In her analysis of the cinematic intro for Origins, Cecilia Trenter formed the view that it is "designed to motivate the player" by creating a "dystopian historical consciousness" which combines and blurs the lines between a "dark past, a threatened present and an uncertain future" which is variously depicted throughout the intro; the historical consciousness works on different levels in order to create an identity. The virtual identity in this instance, the player character as the Grey Warden, is "dealing with a biographical forthcoming catastrophe" that forces them to join the Order to fight the Darkspawn.

==Reception==
The Darkspawn are considered to be an important element of the Dragon Age series, though some sources feel they lack depth and nuance. Kirk Hamilton from Kotaku mocked the Darkspawn as "goofily-named", but acknowledged their importance as the most notable monsters of the series. PC Gamer described the Darkspawn as "the kind of world-consuming threat that demands attention, even if most of them are faceless hunks of evil" for players to kill. PC Gamer staff member Tom Senior acknowledged that the Darkspawn are good fantasy villains, but expressed a preference for "grey-area antagonists" who work against player characters for their own relatable reasons, such as Loghain Mac Tir and Flemeth.

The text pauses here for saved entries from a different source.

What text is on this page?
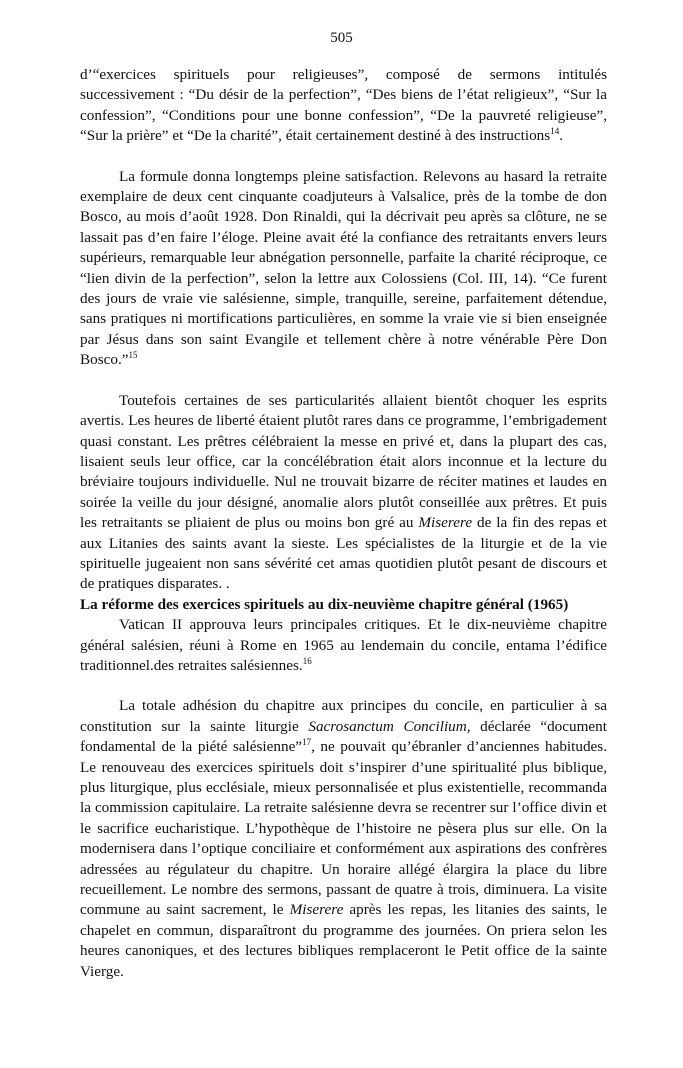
505

d’“exercices spirituels pour religieuses”, composé de sermons intitulés successivement : “Du désir de la perfection”, “Des biens de l’état religieux”, “Sur la confession”, “Conditions pour une bonne confession”, “De la pauvreté religieuse”, “Sur la prière” et “De la charité”, était certainement destiné à des instructions$^{14}$.

La formule donna longtemps pleine satisfaction. Relevons au hasard la retraite exemplaire de deux cent cinquante coadjuteurs à Valsalice, près de la tombe de don Bosco, au mois d’août 1928. Don Rinaldi, qui la décrivait peu après sa clôture, ne se lassait pas d’en faire l’éloge. Pleine avait été la confiance des retraitants envers leurs supérieurs, remarquable leur abnégation personnelle, parfaite la charité réciproque, ce “lien divin de la perfection”, selon la lettre aux Colossiens (Col. III, 14). “Ce furent des jours de vraie vie salésienne, simple, tranquille, sereine, parfaitement détendue, sans pratiques ni mortifications particulières, en somme la vraie vie si bien enseignée par Jésus dans son saint Evangile et tellement chère à notre vénérable Père Don Bosco.”$^{15}$

Toutefois certaines de ses particularités allaient bientôt choquer les esprits avertis. Les heures de liberté étaient plutôt rares dans ce programme, l’embrigadement quasi constant. Les prêtres célébraient la messe en privé et, dans la plupart des cas, lisaient seuls leur office, car la concélébration était alors inconnue et la lecture du bréviaire toujours individuelle. Nul ne trouvait bizarre de réciter matines et laudes en soirée la veille du jour désigné, anomalie alors plutôt conseillée aux prêtres. Et puis les retraitants se pliaient de plus ou moins bon gré au Miserere de la fin des repas et aux Litanies des saints avant la sieste. Les spécialistes de la liturgie et de la vie spirituelle jugeaient non sans sévérité cet amas quotidien plutôt pesant de discours et de pratiques disparates. .

La réforme des exercices spirituels au dix-neuvième chapitre général (1965)

Vatican II approuva leurs principales critiques. Et le dix-neuvième chapitre général salésien, réuni à Rome en 1965 au lendemain du concile, entama l’édifice traditionnel.des retraites salésiennes.$^{16}$

La totale adhésion du chapitre aux principes du concile, en particulier à sa constitution sur la sainte liturgie Sacrosanctum Concilium, déclarée “document fondamental de la piété salésienne”$^{17}$, ne pouvait qu’ébranler d’anciennes habitudes. Le renouveau des exercices spirituels doit s’inspirer d’une spiritualité plus biblique, plus liturgique, plus ecclésiale, mieux personnalisée et plus existentielle, recommanda la commission capitulaire. La retraite salésienne devra se recentrer sur l’office divin et le sacrifice eucharistique. L’hypothèque de l’histoire ne pèsera plus sur elle. On la modernisera dans l’optique conciliaire et conformément aux aspirations des confrères adressées au régulateur du chapitre. Un horaire allégé élargira la place du libre recueillement. Le nombre des sermons, passant de quatre à trois, diminuera. La visite commune au saint sacrement, le Miserere après les repas, les litanies des saints, le chapelet en commun, disparaîtront du programme des journées. On priera selon les heures canoniques, et des lectures bibliques remplaceront le Petit office de la sainte Vierge.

Carolyn Jong noted that other characters in the games frequently referred to the Darkspawn as "evil, soulless creatures", which in her view renders them as "voiceless objects", and are therefore subject to "finalizing secondhand definitions". Jong noted that in Origins, there are no opportunities for non-violent interactions with Darkspawn, except as "finalized, externalized objects that exist only to be killed", which in her view forces players to "operate within an overly simplistic, binary opposition". Conor Rennick from Headstuff compared the Darkspawn unfavorably to villains like Loghain due to their "comparative lack of personality".

"The argument underpinning this article is that the act of playing as a hero who slays pregnant and birthing monsters—referred to here as 'Broodmothers'— functions as a re-enactment of the violence directed at women's bodies within our heteropatriarchal societies. This virtual symbolic violence therefore reinforces misogynistic hegemonic ideologies."
— —Sarah Stang, The Broodmother as Monstrous-Feminine

The Broodmother has received particular attention due to her reproductive role within Darkspawn society. Sarah Stang explored the concept of "monstrous-feminine" video game characters in a paper published by York University, where she discussed the Broodmothers in detail as "problematic examples of the abject monstrous-feminine" that follow "a long tradition in horror media of framing the female body and the birthing process as something horrific and repulsive". Aimee Hart from Bloody Disgusting agreed that Broodmothers are an example of female bodies being frequently intruded on as a horror trope and how "fertility, particularly through rape, is used to strike fear into the heart of the player through the threat of the gruesome and grotesque treatment of the body" by using "a personal threat of the obscene against female bodies to both cower and fascinate the player". Hart said Hespith's poem about the origins of the Broodmothers is one of the most disturbing moments in Dragon Age history. Conversely, Kirk McKeand from PCGamesN believe that the upcoming fourth title of the series needs to re-embrace the dark storytelling of Origins and look to its extensive collection of "sickening, self-contained stories" such as the Broodmother encounter for inspiration.

The Deep Roads setting, which is featured in all main series games and are mostly populated with Darkspawn enemies, has also been criticized. Heather Alexandra said while it is "thematically cogent in many ways" and "helps illustrate the size of the darkspawn horde", they considered the Deep Roads a long "slog" which is overly annoying and a feature they are more than happy to skip.